Gli ultimi cinque minuti non cancellano una grande prestazione del collettivo. In evidenza anche Memushaj e Mancuso

6,5 FIORILLO. Primo tempo pressoché inoperoso, poi all’inizio della ripresa la deviazione che manda il diagonale calciato da Cisco sul palo. Nel finale respinge con i piedi un tentativo in mischia di Trevisan. Incolpevole sul primo gol di Cisco, sul secondo viene messo fuori causa da una deviazione ravvicinata di tacco di Cappelletti.
6,5 Balzano. Una partita di sostanza sulla corsia di destra. Efficace di fase difensiva e diligente quando c’è da spingere.
6,5 gravillon. Per gran parte della gara mette la museruola a chiunque lo affronti. Una diga davanti a Fiorillo a conferma del valore del 20enne difensore francese.
6,5 campagnaro. Una sola incertezza all’inizio della ripresa quando Cisco gli scappa nell’azione chiusa con il palo. Per il resto, l’argentino la fa da padrone regalando le briciole agli avversari.
6 del grosso. Magari poteva respingere quel pallone, dal quale è scaturito il 2-2, diversamente, non centralmente. Chissà. Resta una partita giocata su buoni livelli, anche se nella ripresa soffre un po’ il debuttante Cisco.
6,5 Memushaj. L’albanese è uno dei pilastri del centrocampo che detta legge all’Euganeo per quasi tutta la durata della partita. Corre e sbuffa a sostegno di una linea mediana che gestisce la palla con autorevolezza e disinvoltura.
7 brugman. Si conferma uno specialista dei calci piazzati. Delizioso il destro che indirizza il pallone nel sacco di Merelli e spezza l’equilibrio. Guida la squadra dall’alto della sua cifra tecnica che fa valere nel giro palla e quando c’è da imbeccare qualche incursore. La migliore prestazione stagionale lontano dall’Adriatico-Cornacchia.
7 machìn. Forse il migliore in campo in un crescendo che prende il via dalla trasferta di Brescia nella quale Pillon lo esclude dai titolari. E’ lui che fa compiere il salto di qualità al reparto probabilmente più affidabile del Pescara. All’Euganeo unisce il piede educato a una buona fisicità che mette a frutto nei duelli con i biancoscudati. Recupera tanti palloni senza sprecarli. Diligente e sempre nel vivo della partita. Esce sullo 0-2 ignaro della piega che avrebbe preso la serata.
6 marras. Più quantità che qualità, ma utile alla causa sulla corsia di destra dove si sfianca nel fare sopra e sotto.
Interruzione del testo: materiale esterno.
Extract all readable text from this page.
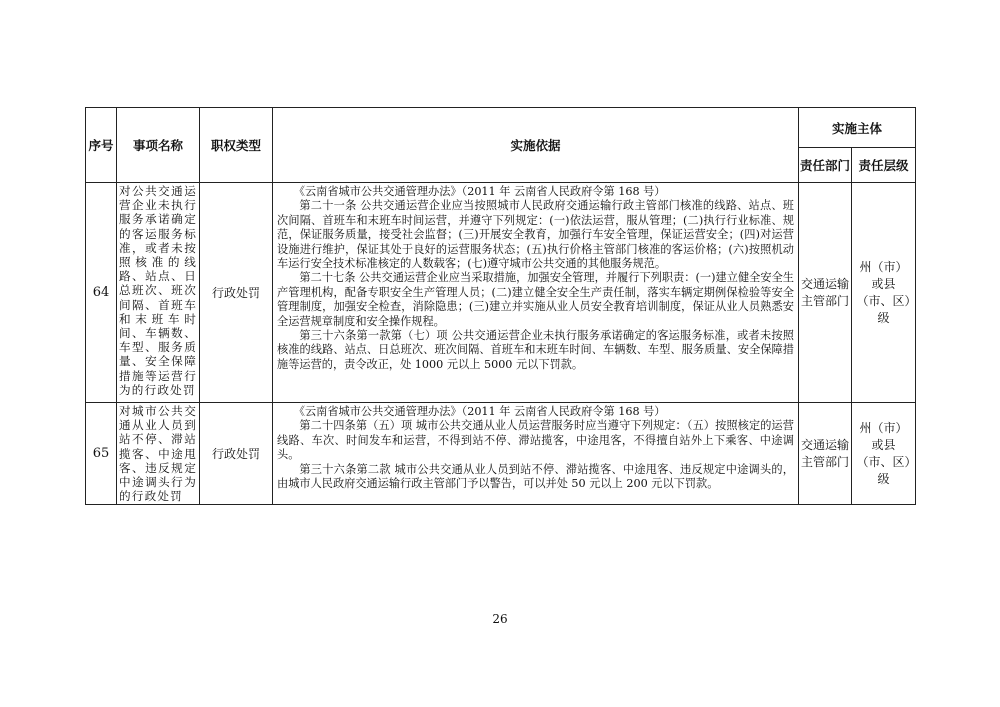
序号	事项名称	职权类型	实施依据	实施主体	
				责任部门	责任层级
64	对公共交通运营企业未执行服务承诺确定的客运服务标准，或者未按照核准的线路、站点、日总班次、班次间隔、首班车和末班车时间、车辆数、车型、服务质量、安全保障措施等运营行为的行政处罚	行政处罚	《云南省城市公共交通管理办法》（2011 年 云南省人民政府令第 168 号）

第二十一条 公共交通运营企业应当按照城市人民政府交通运输行政主管部门核准的线路、站点、班次间隔、首班车和末班车时间运营，并遵守下列规定：(一)依法运营，服从管理；(二)执行行业标准、规范，保证服务质量，接受社会监督；(三)开展安全教育，加强行车安全管理，保证运营安全；(四)对运营设施进行维护，保证其处于良好的运营服务状态；(五)执行价格主管部门核准的客运价格；(六)按照机动车运行安全技术标准核定的人数载客；(七)遵守城市公共交通的其他服务规范。

第二十七条 公共交通运营企业应当采取措施，加强安全管理，并履行下列职责：(一)建立健全安全生产管理机构，配备专职安全生产管理人员；(二)建立健全安全生产责任制，落实车辆定期例保检验等安全管理制度，加强安全检查，消除隐患；(三)建立并实施从业人员安全教育培训制度，保证从业人员熟悉安全运营规章制度和安全操作规程。

第三十六条第一款第（七）项 公共交通运营企业未执行服务承诺确定的客运服务标准，或者未按照核准的线路、站点、日总班次、班次间隔、首班车和末班车时间、车辆数、车型、服务质量、安全保障措施等运营的，责令改正，处 1000 元以上 5000 元以下罚款。	交通运输主管部门	州（市）或县（市、区）级
65	对城市公共交通从业人员到站不停、滞站揽客、中途甩客、违反规定中途调头行为的行政处罚	行政处罚	《云南省城市公共交通管理办法》（2011 年 云南省人民政府令第 168 号）

第二十四条第（五）项 城市公共交通从业人员运营服务时应当遵守下列规定：（五）按照核定的运营线路、车次、时间发车和运营，不得到站不停、滞站揽客，中途甩客，不得擅自站外上下乘客、中途调头。

第三十六条第二款 城市公共交通从业人员到站不停、滞站揽客、中途甩客、违反规定中途调头的，由城市人民政府交通运输行政主管部门予以警告，可以并处 50 元以上 200 元以下罚款。	交通运输主管部门	州（市）或县（市、区）级
26
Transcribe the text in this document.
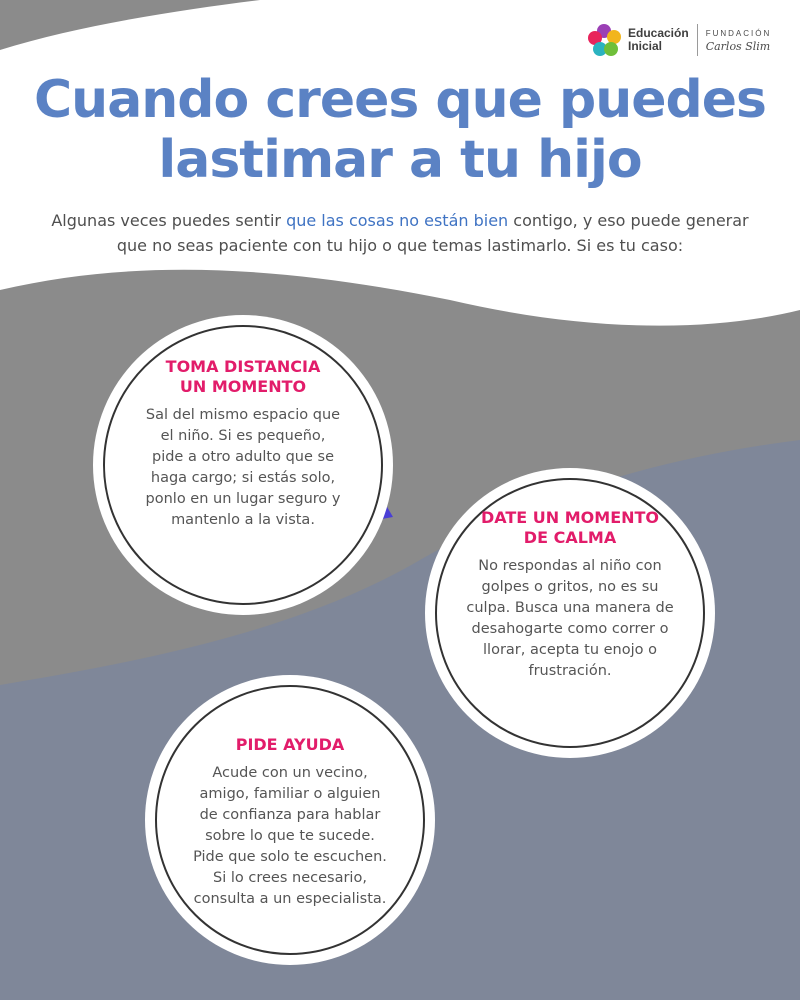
Educación
Inicial
FUNDACIÓN
Carlos Slim
Cuando crees que puedes
lastimar a tu hijo

Algunas veces puedes sentir que las cosas no están bien contigo, y eso puede generar que no seas paciente con tu hijo o que temas lastimarlo. Si es tu caso:

TOMA DISTANCIA
UN MOMENTO

Sal del mismo espacio que el niño. Si es pequeño, pide a otro adulto que se haga cargo; si estás solo, ponlo en un lugar seguro y mantenlo a la vista.	DATE UN MOMENTO
DE CALMA

No respondas al niño con golpes o gritos, no es su culpa. Busca una manera de desahogarte como correr o llorar, acepta tu enojo o frustración.

PIDE AYUDA

Acude con un vecino, amigo, familiar o alguien de confianza para hablar sobre lo que te sucede. Pide que solo te escuchen. Si lo crees necesario, consulta a un especialista.
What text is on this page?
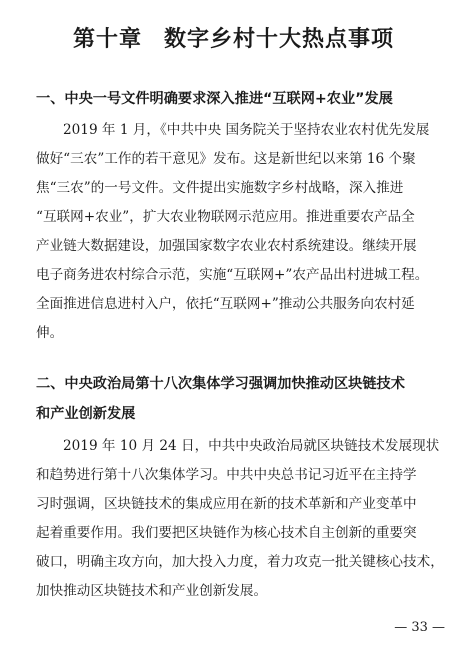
第十章 数字乡村十大热点事项
一、中央一号文件明确要求深入推进“互联网+农业”发展
2019 年 1 月，《中共中央 国务院关于坚持农业农村优先发展
做好“三农”工作的若干意见》发布。这是新世纪以来第 16 个聚
焦“三农”的一号文件。文件提出实施数字乡村战略，深入推进
“互联网+农业”，扩大农业物联网示范应用。推进重要农产品全
产业链大数据建设，加强国家数字农业农村系统建设。继续开展
电子商务进农村综合示范，实施“互联网+”农产品出村进城工程。
全面推进信息进村入户，依托“互联网+”推动公共服务向农村延
伸。
二、中央政治局第十八次集体学习强调加快推动区块链技术
和产业创新发展
2019 年 10 月 24 日，中共中央政治局就区块链技术发展现状
和趋势进行第十八次集体学习。中共中央总书记习近平在主持学
习时强调，区块链技术的集成应用在新的技术革新和产业变革中
起着重要作用。我们要把区块链作为核心技术自主创新的重要突
破口，明确主攻方向，加大投入力度，着力攻克一批关键核心技术，
加快推动区块链技术和产业创新发展。
— 33 —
6,5 MANCUSO. Conferma di trovarsi a sua agio nel ruolo di centravanti nel 4-3-3 di Pillon. Calcia in porta, attacca la profondità, aiuta i compagni e guadagna tante punizioni. E poi il rigore, quello dello 0-2, trasformato con efficacia.
6 antonucci. Bene, ma non benissimo. L’impegno non gli fa difetto, ma dà sempre la sensazione di un talento non totalmente espresso. E’ giovane e gli va lasciato il tempo di maturare in attesa del salto di qualità che non tarderà ad arrivare.
5,5 capone (dal 21’ st). Quasi mezzora in campo senza lasciare il segno nelle praterie concesse dal Padova. Era lecito attendersi un impatto migliore sulla partita.